Por lo visto, la niebla no le permitía pensar con claridad. Alex no tenía ni idea de por qué había dicho aquello, pero ya era demasiado tarde para retractarse.
La mujer se quedó mirándolo intensamente.
–Yo no busco que me apresen, sino todo lo contrario. Quiero ser libre.
–A veces, parece lo mismo.
–Es cierto. ¿Por qué será?
Alex no tenía la respuesta, pero a ella tampoco parecía importarle. Se inclinó sobre él, le pasó los brazos por el cuello, lo miró con deseo y lo besó.
Alex agradeció el peso de su cuerpo, la voluptuosidad de sus pechos y sus labios.
Con la niebla como refugio, aquella mujer le estaba haciendo algo increíblemente erótico, lo estaba haciendo sentir como jamás antes se había sentido. Sus ojos, la manera de mirarlo... lo habían embrujado, Alex se sentía en trance...
Boca con boca, cuerpo con cuerpo, ambos escondidos entre la niebla. El paraíso.
La libertad de verse apresado.
Alex sintió que el pulso se le aceleraba. Aquello tenía que ser un sueño. ¿O tal vez una pesadilla? Tal vez, sí, una pesadilla. Una pesadilla en la que había perdido aquel control del que siempre presumía.
Entonces, el instinto animal hizo acto de presencia. En pocos segundos, se había colocado sobre ella. La vio sonreír y se preguntó si estaría loca. ¿Acaso importaba?
El deseo que había invadido su cuerpo le era extraño o, tal vez, lo había estado controlando durante demasiado tiempo...
Alex no pudo evitar gemir de placer cuando sus labios se volvieron a encontrar. Aquella mujer tenía una boca caliente y una lengua dulce. Alex sentía sus dedos entrelazados entre el pelo.
No podía pensar. Tampoco quería hacerlo.
–¿Qué estamos haciendo? –murmuró contra sus labios.
La sirena le mordisqueó el labio inferior de manera erótica y negó con la cabeza.
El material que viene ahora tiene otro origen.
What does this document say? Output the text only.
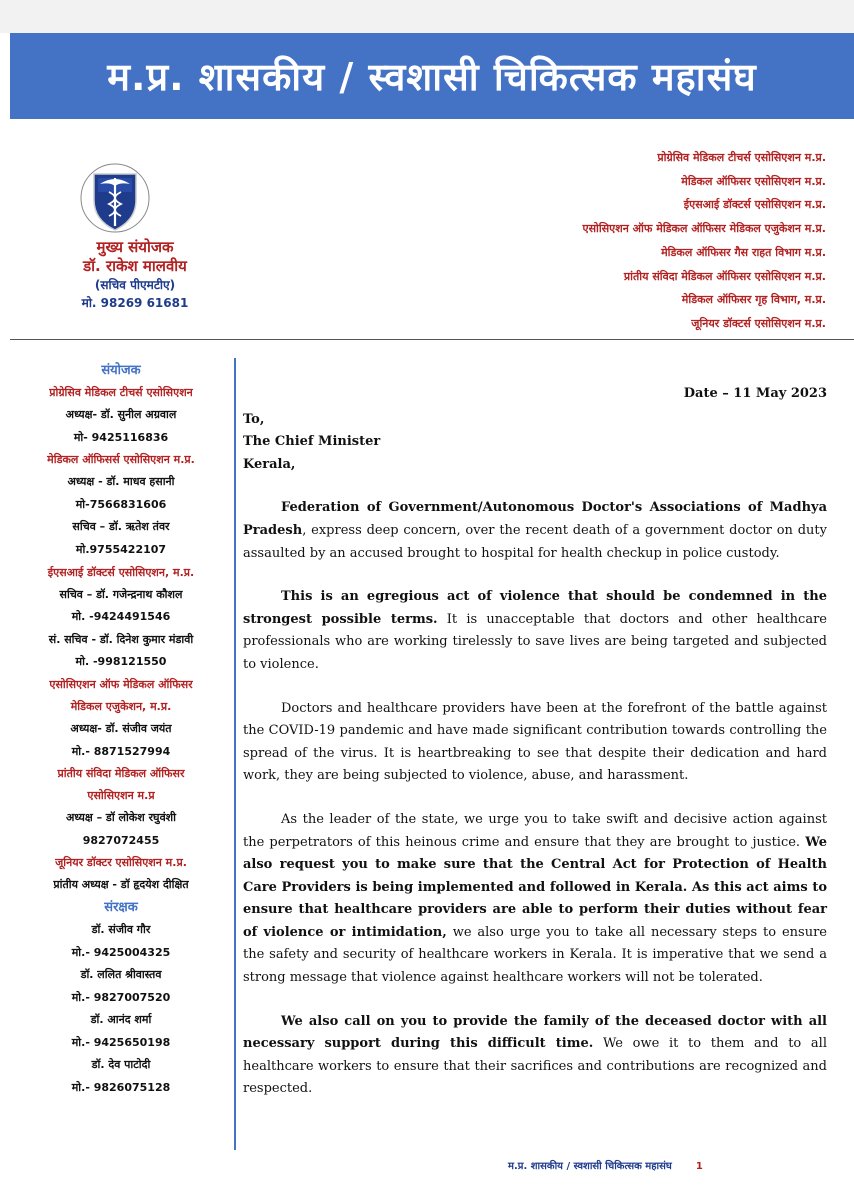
म.प्र. शासकीय / स्वशासी चिकित्सक महासंघ
मुख्य संयोजक
डॉ. राकेश मालवीय
(सचिव पीएमटीए)
मो. 98269 61681
प्रोग्रेसिव मेडिकल टीचर्स एसोसिएशन म.प्र.
मेडिकल ऑफिसर एसोसिएशन म.प्र.
ईएसआई डॉक्टर्स एसोसिएशन म.प्र.
एसोसिएशन ऑफ मेडिकल ऑफिसर मेडिकल एजुकेशन म.प्र.
मेडिकल ऑफिसर गैस राहत विभाग म.प्र.
प्रांतीय संविदा मेडिकल ऑफिसर एसोसिएशन म.प्र.
मेडिकल ऑफिसर गृह विभाग, म.प्र.
जूनियर डॉक्टर्स एसोसिएशन म.प्र.
संयोजक
प्रोग्रेसिव मेडिकल टीचर्स एसोसिएशन
अध्यक्ष- डॉ. सुनील अग्रवाल
मो- 9425116836
मेडिकल ऑफिसर्स एसोसिएशन म.प्र.
अध्यक्ष - डॉ. माधव हसानी
मो-7566831606
सचिव – डॉ. ऋतेश तंवर
मो.9755422107
ईएसआई डॉक्टर्स एसोसिएशन, म.प्र.
सचिव – डॉ. गजेन्द्रनाथ कौशल
मो. -9424491546
सं. सचिव - डॉ. दिनेश कुमार मंडावी
मो. -998121550
एसोसिएशन ऑफ मेडिकल ऑफिसर
मेडिकल एजुकेशन, म.प्र.
अध्यक्ष- डॉ. संजीव जयंत
मो.- 8871527994
प्रांतीय संविदा मेडिकल ऑफिसर
एसोसिएशन म.प्र
अध्यक्ष – डॉ लोकेश रघुवंशी
9827072455
जूनियर डॉक्टर एसोसिएशन म.प्र.
प्रांतीय अध्यक्ष - डॉ हृदयेश दीक्षित
संरक्षक
डॉ. संजीव गौर
मो.- 9425004325
डॉ. ललित श्रीवास्तव
मो.- 9827007520
डॉ. आनंद शर्मा
मो.- 9425650198
डॉ. देव पाटोदी
मो.- 9826075128
Date – 11 May 2023
To,
The Chief Minister
Kerala,

Federation of Government/Autonomous Doctor's Associations of Madhya Pradesh, express deep concern, over the recent death of a government doctor on duty assaulted by an accused brought to hospital for health checkup in police custody.

This is an egregious act of violence that should be condemned in the strongest possible terms. It is unacceptable that doctors and other healthcare professionals who are working tirelessly to save lives are being targeted and subjected to violence.

Doctors and healthcare providers have been at the forefront of the battle against the COVID-19 pandemic and have made significant contribution towards controlling the spread of the virus. It is heartbreaking to see that despite their dedication and hard work, they are being subjected to violence, abuse, and harassment.

As the leader of the state, we urge you to take swift and decisive action against the perpetrators of this heinous crime and ensure that they are brought to justice. We also request you to make sure that the Central Act for Protection of Health Care Providers is being implemented and followed in Kerala. As this act aims to ensure that healthcare providers are able to perform their duties without fear of violence or intimidation, we also urge you to take all necessary steps to ensure the safety and security of healthcare workers in Kerala. It is imperative that we send a strong message that violence against healthcare workers will not be tolerated.

We also call on you to provide the family of the deceased doctor with all necessary support during this difficult time. We owe it to them and to all healthcare workers to ensure that their sacrifices and contributions are recognized and respected.

म.प्र. शासकीय / स्वशासी चिकित्सक महासंघ 1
–No tengo ni idea, pero me encanta.
–A mí también.
A Alex se le volvió a quedar la cabeza en blanco cuando ella lo siguió besando de manera rápida y desesperada, urgiéndolo a seguirla. La locura se apoderó de él y sus besos se tornaron apasionados.
La mujer ladeó la cabeza y apretó sus caderas contra el bulto que sobresalía en los vaqueros de Alex. Él, en un intento por recobrar el control, se apartó de ella un milímetro y la miró a los ojos.